Despite how complex commercial kitchens can be, there are only a few equipment questions that really matter. Read on for an explanation of the most important considerations for your kitchen, so you can see your restaurant reach success.
Questions about your restaurant’s size are among the most important because they determine so many features of your commercial kitchen equipment, often in ways you might not initially consider. Here are the most important questions about size and why they matter:
How large is your commercial kitchen space?
You should know the square footage of your kitchen space by heart. Your kitchen is finite, meaning you can’t cram unlimited amounts of appliances and equipment into it. In fact, if your kitchen is smaller than average, you might have to make difficult decisions with regards to what appliances you install and what you can make do without. Before you make any buying decisions, you should map out your kitchen using exact measurements of the room and appliances you hope to install, to ensure everything fits.
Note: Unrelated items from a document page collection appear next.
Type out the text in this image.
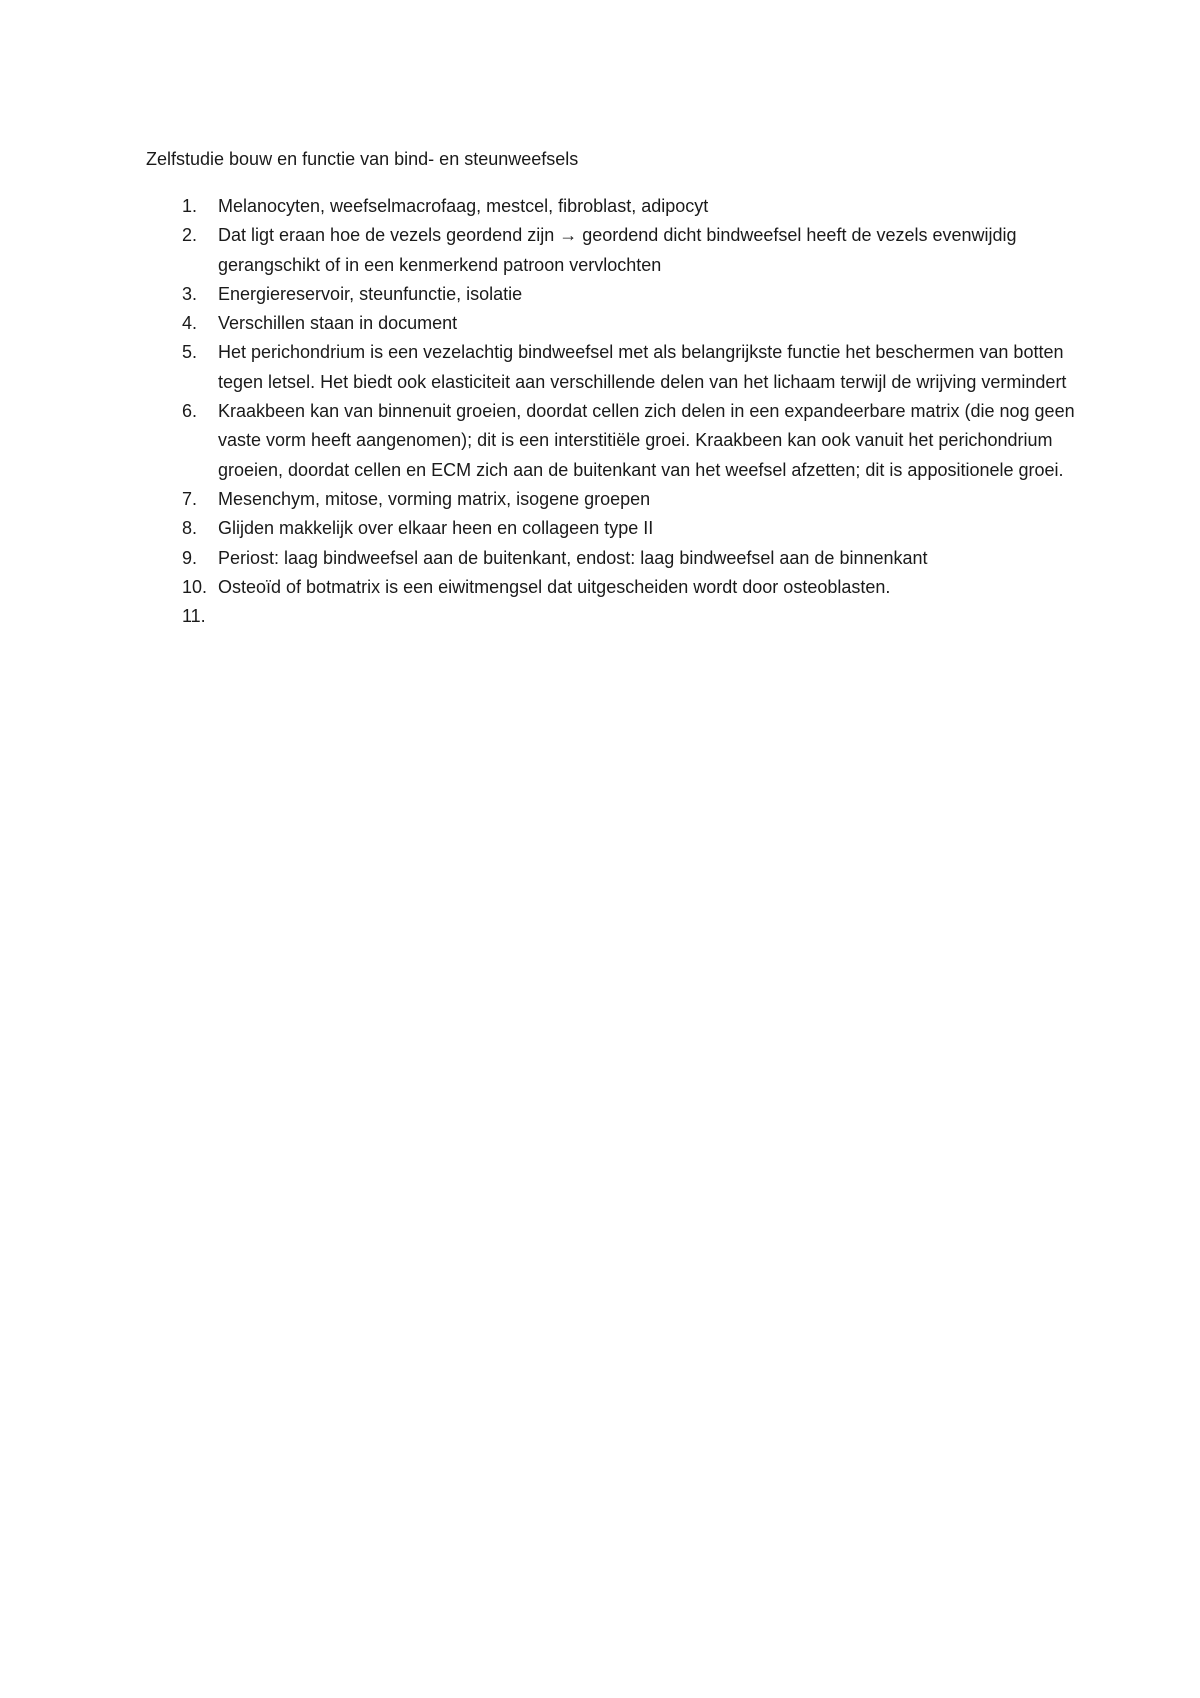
Zelfstudie bouw en functie van bind- en steunweefsels
1. Melanocyten, weefselmacrofaag, mestcel, fibroblast, adipocyt
2. Dat ligt eraan hoe de vezels geordend zijn → geordend dicht bindweefsel heeft de vezels evenwijdig gerangschikt of in een kenmerkend patroon vervlochten
3. Energiereservoir, steunfunctie, isolatie
4. Verschillen staan in document
5. Het perichondrium is een vezelachtig bindweefsel met als belangrijkste functie het beschermen van botten tegen letsel. Het biedt ook elasticiteit aan verschillende delen van het lichaam terwijl de wrijving vermindert
6. Kraakbeen kan van binnenuit groeien, doordat cellen zich delen in een expandeerbare matrix (die nog geen vaste vorm heeft aangenomen); dit is een interstitiële groei. Kraakbeen kan ook vanuit het perichondrium groeien, doordat cellen en ECM zich aan de buitenkant van het weefsel afzetten; dit is appositionele groei.
7. Mesenchym, mitose, vorming matrix, isogene groepen
8. Glijden makkelijk over elkaar heen en collageen type II
9. Periost: laag bindweefsel aan de buitenkant, endost: laag bindweefsel aan de binnenkant
10. Osteoïd of botmatrix is een eiwitmengsel dat uitgescheiden wordt door osteoblasten.
11.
How many guests do you expect to serve at once?
Your dining room has a substantial impact what your kitchen needs and how it functions, specifically in how large your dining room is. If your kitchen is the size of a cupboard but your dining room sits 250, you will need an exceedingly efficient kitchen to fill orders before guests become upset. When there is a disparity between kitchen and dining room size, you might prioritize filling your kitchen with more of the primary cooking appliances and fewer experimental or non-crucial tools.
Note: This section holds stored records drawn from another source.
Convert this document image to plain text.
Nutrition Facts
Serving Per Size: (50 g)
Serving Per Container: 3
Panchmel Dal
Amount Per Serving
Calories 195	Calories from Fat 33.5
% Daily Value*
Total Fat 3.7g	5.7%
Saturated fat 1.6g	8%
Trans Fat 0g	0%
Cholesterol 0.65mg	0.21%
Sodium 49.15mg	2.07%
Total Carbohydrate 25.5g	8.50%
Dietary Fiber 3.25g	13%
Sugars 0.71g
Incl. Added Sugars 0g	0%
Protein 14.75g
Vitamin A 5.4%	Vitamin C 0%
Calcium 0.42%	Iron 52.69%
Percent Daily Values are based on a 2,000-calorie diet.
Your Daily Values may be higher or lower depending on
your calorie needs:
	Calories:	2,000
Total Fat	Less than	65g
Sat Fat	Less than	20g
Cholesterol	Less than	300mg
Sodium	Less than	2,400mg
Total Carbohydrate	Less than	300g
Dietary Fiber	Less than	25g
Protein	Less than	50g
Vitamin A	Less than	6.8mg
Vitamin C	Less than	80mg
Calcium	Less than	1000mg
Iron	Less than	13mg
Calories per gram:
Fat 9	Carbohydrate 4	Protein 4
When you make ramen, you use completely different tools and methods from when you make hamburgers. It’s not particularly useful to have a deep fryer on hand if your restaurant’s primary offerings are sushi rolls. You should already know what kind of food you plan to serve at your restaurant, and evaluating a rough sketch of your menu will point you toward the appliances your kitchen will need. If you aren’t an experienced chef, you should speak with your cook staff to better understand what tools they need to build the meals on your menu, preserve ingredients and more. Then again, it’s not uncommon for menus to change over time, so it could be beneficial to give your kitchen multi-use tools that can produce new creations in the future.
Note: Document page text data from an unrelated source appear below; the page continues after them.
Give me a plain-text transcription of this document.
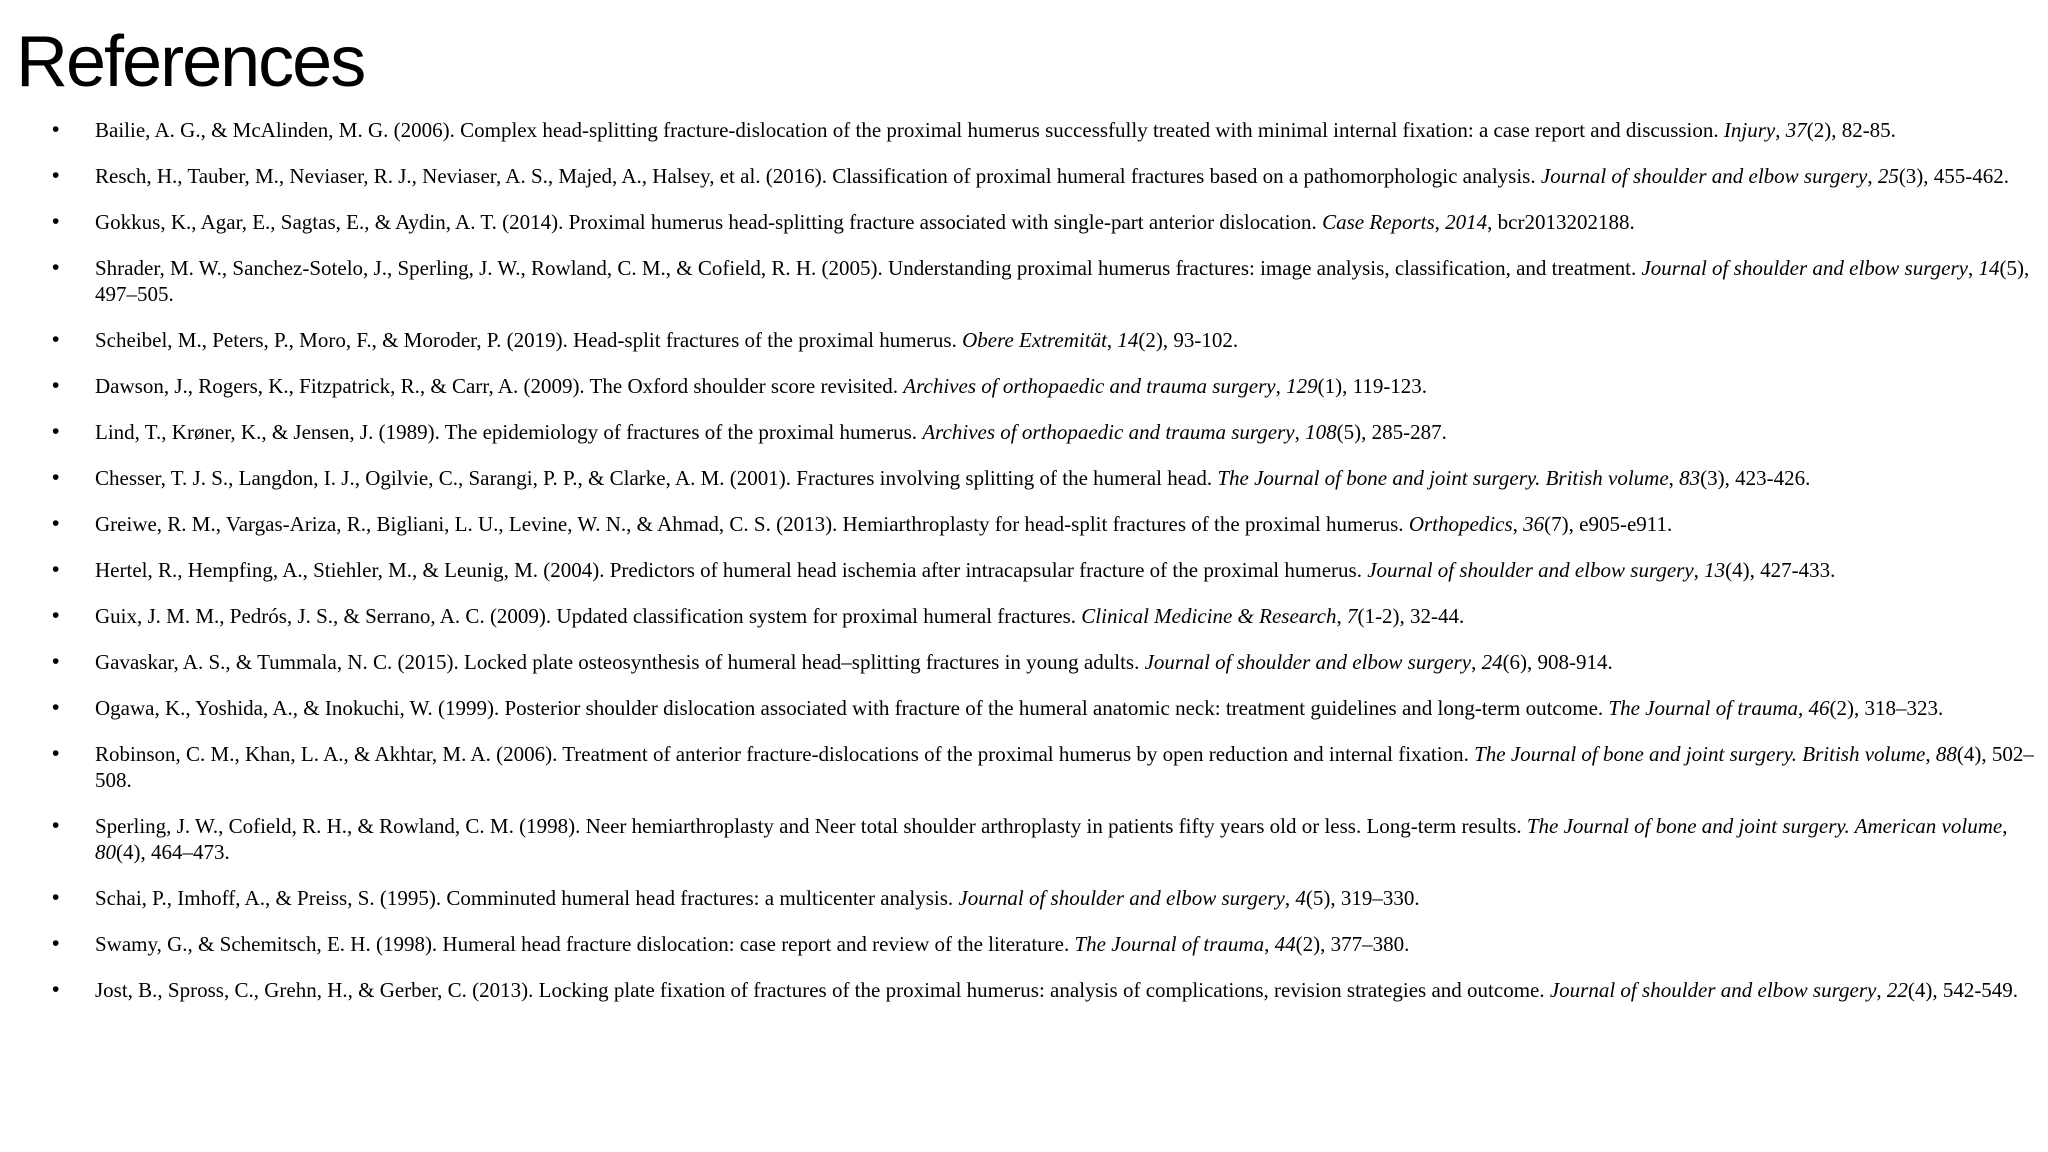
References
• Bailie, A. G., & McAlinden, M. G. (2006). Complex head-splitting fracture-dislocation of the proximal humerus successfully treated with minimal internal fixation: a case report and discussion. Injury, 37(2), 82-85.
• Resch, H., Tauber, M., Neviaser, R. J., Neviaser, A. S., Majed, A., Halsey, et al. (2016). Classification of proximal humeral fractures based on a pathomorphologic analysis. Journal of shoulder and elbow surgery, 25(3), 455-462.
• Gokkus, K., Agar, E., Sagtas, E., & Aydin, A. T. (2014). Proximal humerus head-splitting fracture associated with single-part anterior dislocation. Case Reports, 2014, bcr2013202188.
• Shrader, M. W., Sanchez-Sotelo, J., Sperling, J. W., Rowland, C. M., & Cofield, R. H. (2005). Understanding proximal humerus fractures: image analysis, classification, and treatment. Journal of shoulder and elbow surgery, 14(5), 497–505.
• Scheibel, M., Peters, P., Moro, F., & Moroder, P. (2019). Head-split fractures of the proximal humerus. Obere Extremität, 14(2), 93-102.
• Dawson, J., Rogers, K., Fitzpatrick, R., & Carr, A. (2009). The Oxford shoulder score revisited. Archives of orthopaedic and trauma surgery, 129(1), 119-123.
• Lind, T., Krøner, K., & Jensen, J. (1989). The epidemiology of fractures of the proximal humerus. Archives of orthopaedic and trauma surgery, 108(5), 285-287.
• Chesser, T. J. S., Langdon, I. J., Ogilvie, C., Sarangi, P. P., & Clarke, A. M. (2001). Fractures involving splitting of the humeral head. The Journal of bone and joint surgery. British volume, 83(3), 423-426.
• Greiwe, R. M., Vargas-Ariza, R., Bigliani, L. U., Levine, W. N., & Ahmad, C. S. (2013). Hemiarthroplasty for head-split fractures of the proximal humerus. Orthopedics, 36(7), e905-e911.
• Hertel, R., Hempfing, A., Stiehler, M., & Leunig, M. (2004). Predictors of humeral head ischemia after intracapsular fracture of the proximal humerus. Journal of shoulder and elbow surgery, 13(4), 427-433.
• Guix, J. M. M., Pedrós, J. S., & Serrano, A. C. (2009). Updated classification system for proximal humeral fractures. Clinical Medicine & Research, 7(1-2), 32-44.
• Gavaskar, A. S., & Tummala, N. C. (2015). Locked plate osteosynthesis of humeral head–splitting fractures in young adults. Journal of shoulder and elbow surgery, 24(6), 908-914.
• Ogawa, K., Yoshida, A., & Inokuchi, W. (1999). Posterior shoulder dislocation associated with fracture of the humeral anatomic neck: treatment guidelines and long-term outcome. The Journal of trauma, 46(2), 318–323.
• Robinson, C. M., Khan, L. A., & Akhtar, M. A. (2006). Treatment of anterior fracture-dislocations of the proximal humerus by open reduction and internal fixation. The Journal of bone and joint surgery. British volume, 88(4), 502–508.
• Sperling, J. W., Cofield, R. H., & Rowland, C. M. (1998). Neer hemiarthroplasty and Neer total shoulder arthroplasty in patients fifty years old or less. Long-term results. The Journal of bone and joint surgery. American volume, 80(4), 464–473.
• Schai, P., Imhoff, A., & Preiss, S. (1995). Comminuted humeral head fractures: a multicenter analysis. Journal of shoulder and elbow surgery, 4(5), 319–330.
• Swamy, G., & Schemitsch, E. H. (1998). Humeral head fracture dislocation: case report and review of the literature. The Journal of trauma, 44(2), 377–380.
• Jost, B., Spross, C., Grehn, H., & Gerber, C. (2013). Locking plate fixation of fractures of the proximal humerus: analysis of complications, revision strategies and outcome. Journal of shoulder and elbow surgery, 22(4), 542-549.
Although not the most important issue, the brands of appliances you choose can continue to impact the functionality of your kitchen as well as your restaurant’s budget. Different brands tend to have reputations for different attributes, such as longevity, quality and efficiency; for example, Vulcan stoves are known for long-lasting appliances, and Vulcan stove parts tend to be equally reliable. Typically, U.S.-made appliances tend to be higher quality and come with better warranties than anything foreign.
Before you buy, you need to know as much as possible about the brand and the exact tool, so you can avoid costly mistakes. For example, buying an electric appliance and using the wrong voltage, watts, phases or amps can cause damage that voids your warranty and requires extensive repair. The more informed you are before you buy, the safer your investment will be. You should also investigate how different makes and models of kitchen equipment need to be maintained, and you should cultivate a relationship with a qualified service provider to ensure your equipment remains in peak condition.
The better your kitchen, the better your service, and the better your service, the happier and more loyal your guests. Outfitting a commercial kitchen isn’t a matter of guesswork; you need to perform ample research and make careful and responsible decisions to ensure your staff has what it needs to meet demand. When your kitchen is working like a well-oiled machine, the restaurant business becomes a little less dauntingly complex and a little more enjoyably profitable.